ただ、使い方が解らぬので、昨日、宿舎の台所に用意させておいたら使われた形跡の在る香辛料があった。
グランダルフィの報告からしてハンバーグに使われるものだと思って、やらせてみたが間違いないようだったな」
してやったり顔で私を見るけれど、王様、怖っ!
私が王子の為に料理をするであろうことを読んで材料を整え、材料の残りを確認して使われた用途を正確に把握して、そしてコリーヌさんに作らせた?
コリーヌさんは私達と一緒に戻ってきたのだ。
戻って直ぐに台所に入れられたとしても、ぶっつけ本番で失敗とかしたらどうするつもりだったんだろう。

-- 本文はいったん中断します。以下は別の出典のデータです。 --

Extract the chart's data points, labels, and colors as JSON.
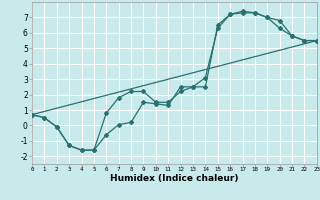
{
  "xlabel": "Humidex (Indice chaleur)",
  "background_color": "#c8eaeb",
  "grid_color": "#ffffff",
  "line_color": "#2a7070",
  "xlim": [
    0,
    23
  ],
  "ylim": [
    -2.5,
    8.0
  ],
  "xticks": [
    0,
    1,
    2,
    3,
    4,
    5,
    6,
    7,
    8,
    9,
    10,
    11,
    12,
    13,
    14,
    15,
    16,
    17,
    18,
    19,
    20,
    21,
    22,
    23
  ],
  "yticks": [
    -2,
    -1,
    0,
    1,
    2,
    3,
    4,
    5,
    6,
    7
  ],
  "line1_x": [
    0,
    1,
    2,
    3,
    4,
    5,
    6,
    7,
    8,
    9,
    10,
    11,
    12,
    13,
    14,
    15,
    16,
    17,
    18,
    19,
    20,
    21,
    22,
    23
  ],
  "line1_y": [
    0.7,
    0.5,
    -0.1,
    -1.3,
    -1.6,
    -1.6,
    -0.6,
    0.05,
    0.2,
    1.5,
    1.4,
    1.3,
    2.5,
    2.5,
    3.1,
    6.3,
    7.2,
    7.3,
    7.3,
    7.0,
    6.3,
    5.8,
    5.5,
    5.5
  ],
  "line2_x": [
    0,
    1,
    2,
    3,
    4,
    5,
    6,
    7,
    8,
    9,
    10,
    11,
    12,
    13,
    14,
    15,
    16,
    17,
    18,
    19,
    20,
    21,
    22,
    23
  ],
  "line2_y": [
    0.7,
    0.5,
    -0.1,
    -1.3,
    -1.6,
    -1.6,
    0.8,
    1.8,
    2.2,
    2.2,
    1.5,
    1.5,
    2.2,
    2.5,
    2.5,
    6.5,
    7.2,
    7.4,
    7.3,
    7.0,
    6.8,
    5.8,
    5.5,
    5.5
  ],
  "line3_x": [
    0,
    23
  ],
  "line3_y": [
    0.7,
    5.5
  ]
}
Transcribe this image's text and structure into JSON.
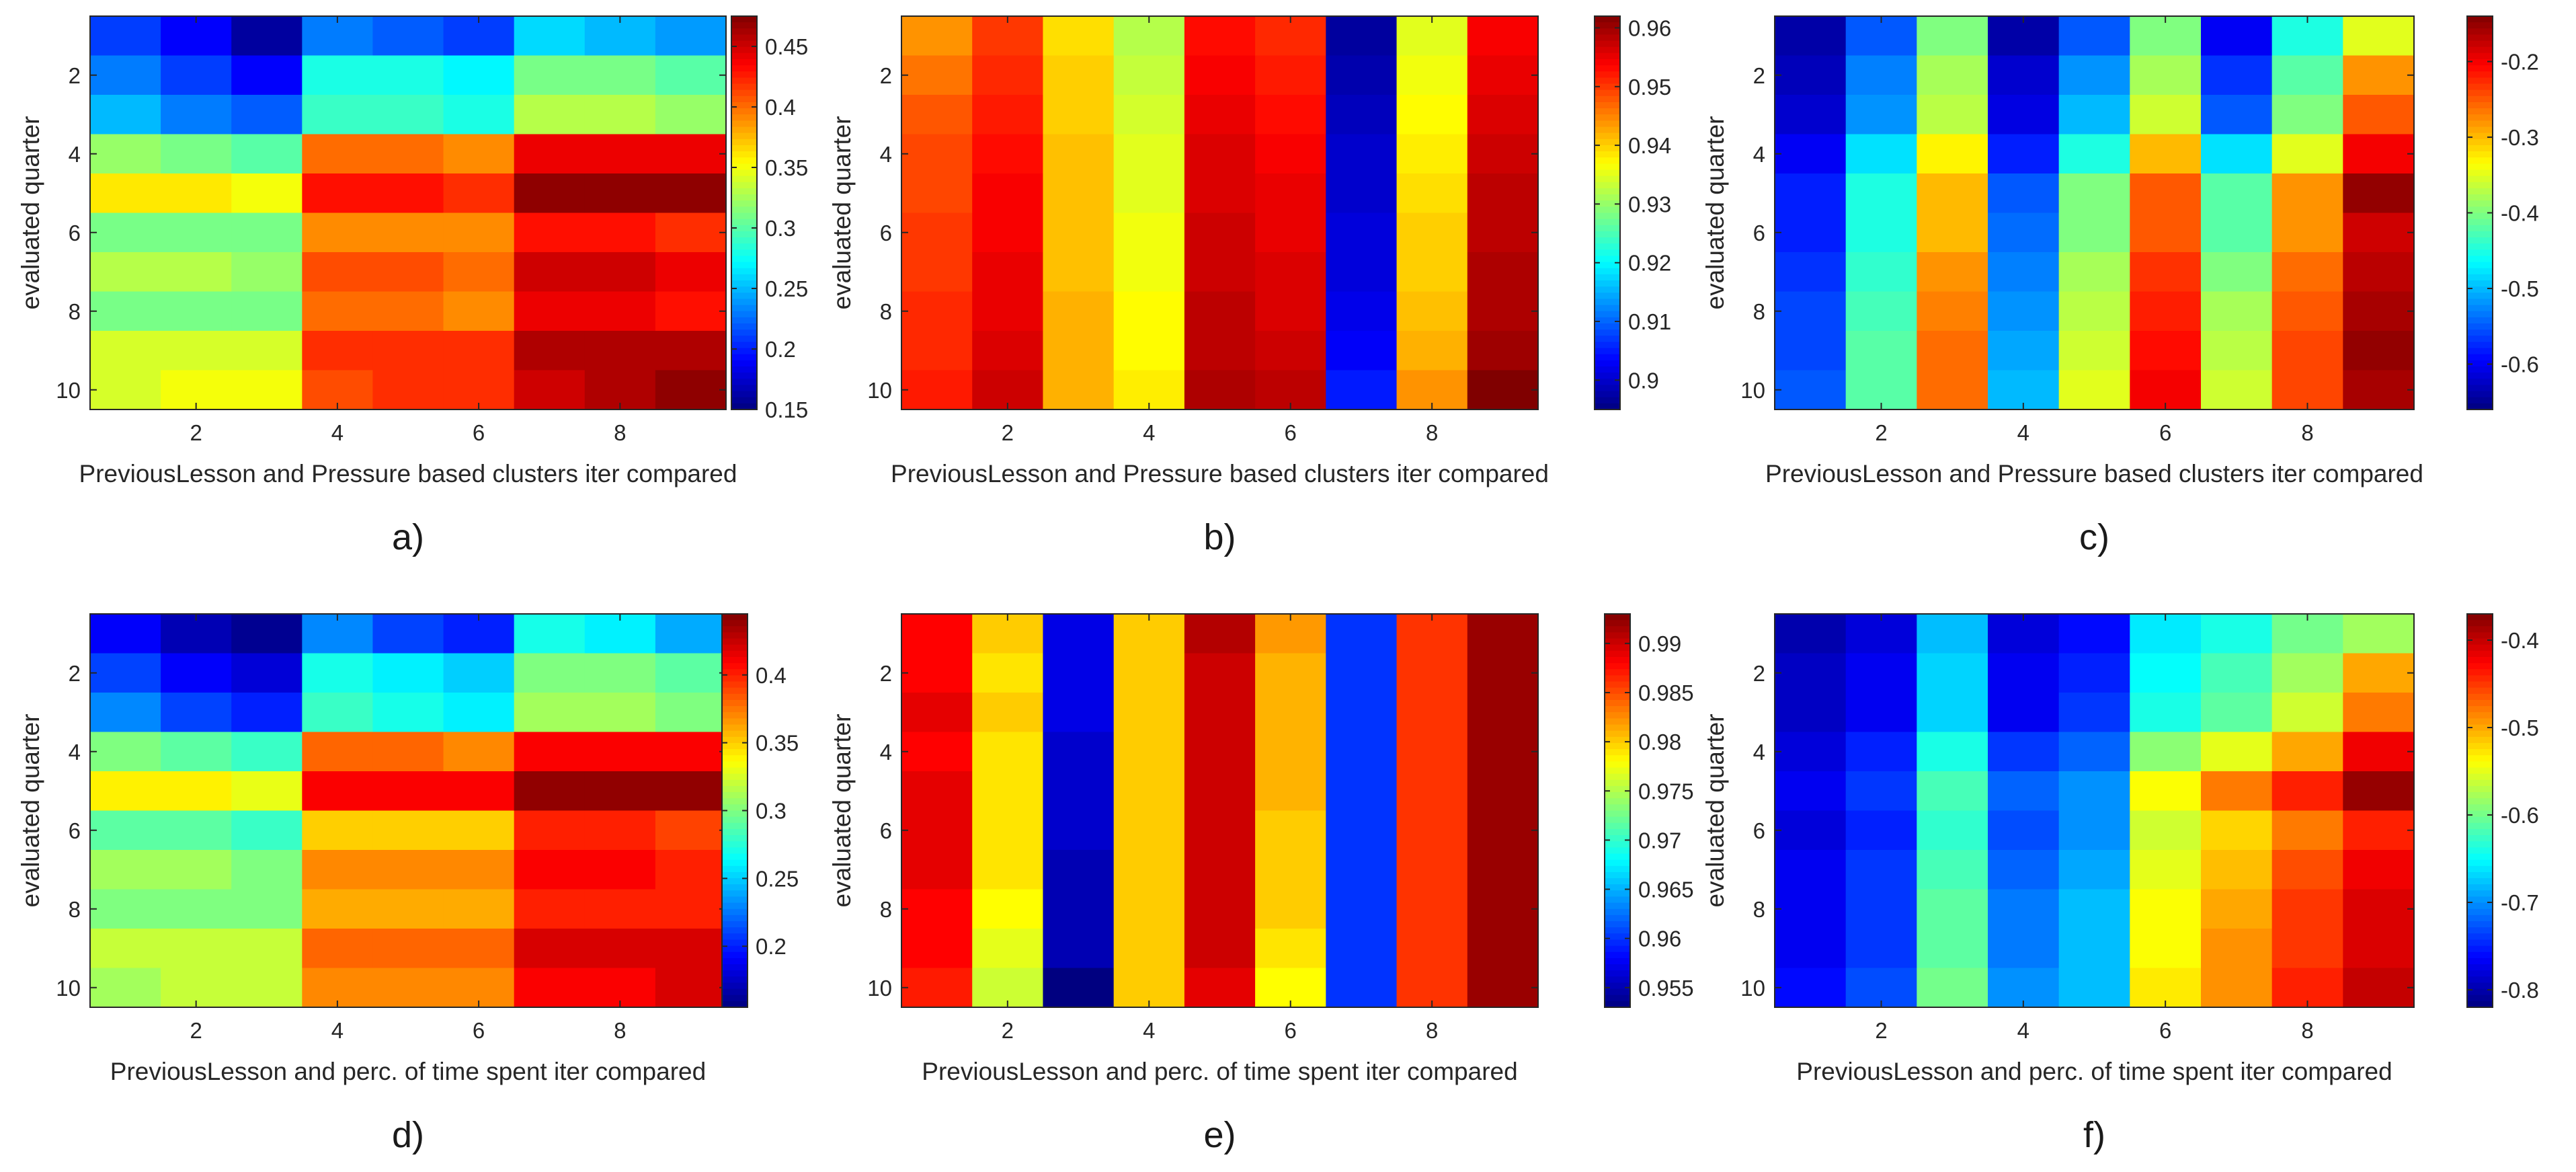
{
  "figure": {
    "title": ""
  },
  "chart_data": [
    {
      "panel_letter": "a)",
      "type": "heatmap",
      "xlabel": "PreviousLesson and Pressure based clusters iter compared",
      "ylabel": "evaluated quarter",
      "x_ticks": [
        "2",
        "4",
        "6",
        "8"
      ],
      "y_ticks": [
        "2",
        "4",
        "6",
        "8",
        "10"
      ],
      "colorbar": {
        "min": 0.15,
        "max": 0.475,
        "ticks": [
          "0.15",
          "0.2",
          "0.25",
          "0.3",
          "0.35",
          "0.4",
          "0.45"
        ]
      },
      "values": [
        [
          0.21,
          0.19,
          0.16,
          0.23,
          0.22,
          0.21,
          0.26,
          0.25,
          0.24
        ],
        [
          0.23,
          0.21,
          0.19,
          0.28,
          0.28,
          0.27,
          0.31,
          0.31,
          0.3
        ],
        [
          0.25,
          0.23,
          0.22,
          0.29,
          0.29,
          0.28,
          0.33,
          0.33,
          0.32
        ],
        [
          0.32,
          0.31,
          0.3,
          0.4,
          0.4,
          0.39,
          0.44,
          0.44,
          0.44
        ],
        [
          0.36,
          0.36,
          0.35,
          0.43,
          0.43,
          0.42,
          0.47,
          0.47,
          0.47
        ],
        [
          0.31,
          0.31,
          0.31,
          0.39,
          0.39,
          0.39,
          0.43,
          0.43,
          0.42
        ],
        [
          0.33,
          0.33,
          0.32,
          0.41,
          0.41,
          0.4,
          0.45,
          0.45,
          0.44
        ],
        [
          0.31,
          0.31,
          0.31,
          0.4,
          0.4,
          0.39,
          0.44,
          0.44,
          0.43
        ],
        [
          0.34,
          0.34,
          0.34,
          0.42,
          0.42,
          0.42,
          0.46,
          0.46,
          0.46
        ],
        [
          0.34,
          0.35,
          0.35,
          0.41,
          0.42,
          0.42,
          0.45,
          0.46,
          0.47
        ]
      ]
    },
    {
      "panel_letter": "b)",
      "type": "heatmap",
      "xlabel": "PreviousLesson and Pressure based clusters iter compared",
      "ylabel": "evaluated quarter",
      "x_ticks": [
        "2",
        "4",
        "6",
        "8"
      ],
      "y_ticks": [
        "2",
        "4",
        "6",
        "8",
        "10"
      ],
      "colorbar": {
        "min": 0.895,
        "max": 0.962,
        "ticks": [
          "0.9",
          "0.91",
          "0.92",
          "0.93",
          "0.94",
          "0.95",
          "0.96"
        ]
      },
      "values": [
        [
          0.944,
          0.95,
          0.939,
          0.932,
          0.953,
          0.951,
          0.897,
          0.935,
          0.954
        ],
        [
          0.946,
          0.951,
          0.94,
          0.933,
          0.954,
          0.952,
          0.898,
          0.936,
          0.955
        ],
        [
          0.948,
          0.952,
          0.94,
          0.934,
          0.955,
          0.953,
          0.899,
          0.937,
          0.956
        ],
        [
          0.949,
          0.953,
          0.941,
          0.935,
          0.956,
          0.954,
          0.9,
          0.938,
          0.957
        ],
        [
          0.949,
          0.954,
          0.941,
          0.935,
          0.956,
          0.955,
          0.9,
          0.939,
          0.958
        ],
        [
          0.95,
          0.954,
          0.941,
          0.936,
          0.957,
          0.955,
          0.901,
          0.94,
          0.958
        ],
        [
          0.95,
          0.955,
          0.941,
          0.936,
          0.957,
          0.956,
          0.901,
          0.94,
          0.959
        ],
        [
          0.951,
          0.955,
          0.942,
          0.937,
          0.958,
          0.956,
          0.902,
          0.941,
          0.959
        ],
        [
          0.951,
          0.956,
          0.942,
          0.937,
          0.958,
          0.957,
          0.903,
          0.942,
          0.96
        ],
        [
          0.952,
          0.957,
          0.942,
          0.938,
          0.959,
          0.958,
          0.905,
          0.944,
          0.962
        ]
      ]
    },
    {
      "panel_letter": "c)",
      "type": "heatmap",
      "xlabel": "PreviousLesson and Pressure based clusters iter compared",
      "ylabel": "evaluated quarter",
      "x_ticks": [
        "2",
        "4",
        "6",
        "8"
      ],
      "y_ticks": [
        "2",
        "4",
        "6",
        "8",
        "10"
      ],
      "colorbar": {
        "min": -0.66,
        "max": -0.14,
        "ticks": [
          "-0.6",
          "-0.5",
          "-0.4",
          "-0.3",
          "-0.2"
        ]
      },
      "values": [
        [
          -0.64,
          -0.55,
          -0.4,
          -0.64,
          -0.55,
          -0.4,
          -0.6,
          -0.45,
          -0.35
        ],
        [
          -0.63,
          -0.53,
          -0.38,
          -0.62,
          -0.52,
          -0.38,
          -0.57,
          -0.42,
          -0.28
        ],
        [
          -0.62,
          -0.52,
          -0.37,
          -0.61,
          -0.5,
          -0.36,
          -0.55,
          -0.4,
          -0.25
        ],
        [
          -0.6,
          -0.48,
          -0.33,
          -0.58,
          -0.45,
          -0.3,
          -0.48,
          -0.35,
          -0.2
        ],
        [
          -0.58,
          -0.45,
          -0.3,
          -0.55,
          -0.4,
          -0.25,
          -0.42,
          -0.28,
          -0.15
        ],
        [
          -0.58,
          -0.45,
          -0.3,
          -0.54,
          -0.4,
          -0.25,
          -0.42,
          -0.28,
          -0.18
        ],
        [
          -0.57,
          -0.44,
          -0.28,
          -0.53,
          -0.38,
          -0.23,
          -0.4,
          -0.26,
          -0.17
        ],
        [
          -0.56,
          -0.43,
          -0.27,
          -0.52,
          -0.37,
          -0.22,
          -0.38,
          -0.25,
          -0.16
        ],
        [
          -0.56,
          -0.42,
          -0.26,
          -0.51,
          -0.36,
          -0.21,
          -0.37,
          -0.24,
          -0.15
        ],
        [
          -0.55,
          -0.42,
          -0.26,
          -0.5,
          -0.35,
          -0.2,
          -0.36,
          -0.24,
          -0.16
        ]
      ]
    },
    {
      "panel_letter": "d)",
      "type": "heatmap",
      "xlabel": "PreviousLesson and perc. of time spent iter compared",
      "ylabel": "evaluated quarter",
      "x_ticks": [
        "2",
        "4",
        "6",
        "8"
      ],
      "y_ticks": [
        "2",
        "4",
        "6",
        "8",
        "10"
      ],
      "colorbar": {
        "min": 0.155,
        "max": 0.445,
        "ticks": [
          "0.2",
          "0.25",
          "0.3",
          "0.35",
          "0.4"
        ]
      },
      "values": [
        [
          0.19,
          0.17,
          0.16,
          0.23,
          0.21,
          0.2,
          0.27,
          0.26,
          0.24
        ],
        [
          0.21,
          0.19,
          0.18,
          0.27,
          0.26,
          0.25,
          0.3,
          0.3,
          0.29
        ],
        [
          0.23,
          0.21,
          0.2,
          0.28,
          0.27,
          0.26,
          0.31,
          0.31,
          0.3
        ],
        [
          0.3,
          0.29,
          0.28,
          0.38,
          0.38,
          0.37,
          0.41,
          0.41,
          0.41
        ],
        [
          0.34,
          0.34,
          0.33,
          0.41,
          0.41,
          0.41,
          0.44,
          0.44,
          0.44
        ],
        [
          0.29,
          0.29,
          0.28,
          0.35,
          0.35,
          0.35,
          0.4,
          0.4,
          0.39
        ],
        [
          0.31,
          0.31,
          0.3,
          0.37,
          0.37,
          0.37,
          0.41,
          0.41,
          0.4
        ],
        [
          0.3,
          0.3,
          0.3,
          0.36,
          0.36,
          0.36,
          0.4,
          0.4,
          0.4
        ],
        [
          0.32,
          0.32,
          0.32,
          0.38,
          0.38,
          0.38,
          0.42,
          0.42,
          0.42
        ],
        [
          0.31,
          0.32,
          0.32,
          0.37,
          0.37,
          0.37,
          0.41,
          0.41,
          0.42
        ]
      ]
    },
    {
      "panel_letter": "e)",
      "type": "heatmap",
      "xlabel": "PreviousLesson and perc. of time spent iter compared",
      "ylabel": "evaluated quarter",
      "x_ticks": [
        "2",
        "4",
        "6",
        "8"
      ],
      "y_ticks": [
        "2",
        "4",
        "6",
        "8",
        "10"
      ],
      "colorbar": {
        "min": 0.953,
        "max": 0.993,
        "ticks": [
          "0.955",
          "0.96",
          "0.965",
          "0.97",
          "0.975",
          "0.98",
          "0.985",
          "0.99"
        ]
      },
      "values": [
        [
          0.988,
          0.98,
          0.957,
          0.98,
          0.991,
          0.982,
          0.96,
          0.986,
          0.992
        ],
        [
          0.988,
          0.979,
          0.957,
          0.98,
          0.99,
          0.981,
          0.96,
          0.986,
          0.992
        ],
        [
          0.989,
          0.98,
          0.957,
          0.98,
          0.99,
          0.981,
          0.96,
          0.986,
          0.992
        ],
        [
          0.988,
          0.979,
          0.956,
          0.98,
          0.99,
          0.981,
          0.96,
          0.986,
          0.992
        ],
        [
          0.989,
          0.979,
          0.956,
          0.98,
          0.99,
          0.981,
          0.96,
          0.986,
          0.992
        ],
        [
          0.989,
          0.979,
          0.956,
          0.98,
          0.99,
          0.98,
          0.96,
          0.986,
          0.992
        ],
        [
          0.989,
          0.979,
          0.955,
          0.98,
          0.99,
          0.98,
          0.96,
          0.986,
          0.992
        ],
        [
          0.988,
          0.978,
          0.955,
          0.98,
          0.99,
          0.98,
          0.96,
          0.986,
          0.992
        ],
        [
          0.988,
          0.977,
          0.955,
          0.98,
          0.99,
          0.979,
          0.96,
          0.986,
          0.992
        ],
        [
          0.987,
          0.976,
          0.953,
          0.98,
          0.989,
          0.978,
          0.96,
          0.986,
          0.992
        ]
      ]
    },
    {
      "panel_letter": "f)",
      "type": "heatmap",
      "xlabel": "PreviousLesson and perc. of time spent iter compared",
      "ylabel": "evaluated quarter",
      "x_ticks": [
        "2",
        "4",
        "6",
        "8"
      ],
      "y_ticks": [
        "2",
        "4",
        "6",
        "8",
        "10"
      ],
      "colorbar": {
        "min": -0.82,
        "max": -0.37,
        "ticks": [
          "-0.8",
          "-0.7",
          "-0.6",
          "-0.5",
          "-0.4"
        ]
      },
      "values": [
        [
          -0.8,
          -0.78,
          -0.68,
          -0.78,
          -0.76,
          -0.66,
          -0.64,
          -0.6,
          -0.58
        ],
        [
          -0.79,
          -0.77,
          -0.67,
          -0.77,
          -0.75,
          -0.65,
          -0.62,
          -0.58,
          -0.5
        ],
        [
          -0.79,
          -0.77,
          -0.67,
          -0.77,
          -0.74,
          -0.64,
          -0.61,
          -0.56,
          -0.48
        ],
        [
          -0.78,
          -0.75,
          -0.64,
          -0.74,
          -0.72,
          -0.59,
          -0.55,
          -0.5,
          -0.42
        ],
        [
          -0.77,
          -0.74,
          -0.62,
          -0.72,
          -0.7,
          -0.54,
          -0.48,
          -0.44,
          -0.38
        ],
        [
          -0.78,
          -0.75,
          -0.63,
          -0.73,
          -0.7,
          -0.56,
          -0.52,
          -0.48,
          -0.44
        ],
        [
          -0.77,
          -0.74,
          -0.62,
          -0.72,
          -0.69,
          -0.55,
          -0.51,
          -0.46,
          -0.42
        ],
        [
          -0.77,
          -0.74,
          -0.61,
          -0.71,
          -0.68,
          -0.54,
          -0.5,
          -0.45,
          -0.41
        ],
        [
          -0.77,
          -0.74,
          -0.61,
          -0.71,
          -0.68,
          -0.54,
          -0.49,
          -0.45,
          -0.41
        ],
        [
          -0.76,
          -0.73,
          -0.6,
          -0.7,
          -0.68,
          -0.53,
          -0.49,
          -0.44,
          -0.4
        ]
      ]
    }
  ]
}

いや、多分、失敗した時用に別の材料とかも用意していたのだろうけれど。
決断力と判断力、行動力が本当に、心底怖い。
「あと、これも、だ。
まさかこれを食べるとか、料理に使うとか思わなかったぞ」
「いっ!」
後ろに控えていたカーンさんが合図と共に指し出したモノ。
それはヤシの実だった。
ミーティラ様が青ざめる。
いや、ミーティラ様も取って貰った時、これを食べるのって顔をしてたけど。
デザートはパンケーキだ。
精霊術士が手伝ったらしい氷菓添え。
完熟ヴェリココ(要するにマンゴー)の氷菓が美味しくない筈は無いけれど、パンケーキの風味がミルクを使ったものと違う。
「まあ! なんて美味しいの!」
「甘さはしっかりとあるのに、すっきりとしていて…」
「口の中にふんわりと広がるわ」
御婦人達から歓声が響く。
やっぱり女性には甘味の方が人気なのか。
ではなく。
まさか、ココナッツミルクまで真似された?
私、ココナッツミルクをパンケーキに使った話は王子にしなかったよ!
「ココの実はプラーミァでどこにでもある。
取るのが面倒だから基本放置していたがな。
固いばかりだから落下したものを器に使ったり、外側の果皮で敷物や道具を使ったりするだけで、中の液体は捨てていたが飲んでみたらなかなか美味かった。
料理に使うとここまで美味になるとは思いもしなかったぞ。
もしや中の果肉も使えるか?」
「は、はい。軽い甘さが美味ですが乾燥させると独特の歯ごたえが美味しくて、油も採れます…」
何言ってるんだ。私。
王様のペースに呑まれてどうする?
でも、頭で解っていても、ちょっと先制パンチは効いた。
「ふむ、やはりお前は、国王よりもこの国の素材を熟知しているようだな?」
楽し気に宴席を見やる王様。
食べている大貴族方々もパンケーキに夢中だ。
サラダまでと目の色が違う。
無理も無い。
向こうの世界でだって人気のメニューだもの。
「ハンバーグとココの実だけでも、お前を呼んだ元は取れたと思ったが、まだまだ色々と隠しているだろう?
滞在期間中に知る限りの情報を吐き出していけ。
金に糸目は付けぬ。
…さもないと、プラーミァから帰さぬからな」
満悦の顔でパンケーキを頬張る国王陛下に、喉の奥がきゅんと鳴る。
私は心底フェイの心配が正しかった事を実感した。
今の一言。
冗談だろうけれど、冗談では無い。
王様の紅い目に宿った楽し気な『本気』に、私は、震えが止まらなかった。
常夏のプラーミァだというのに。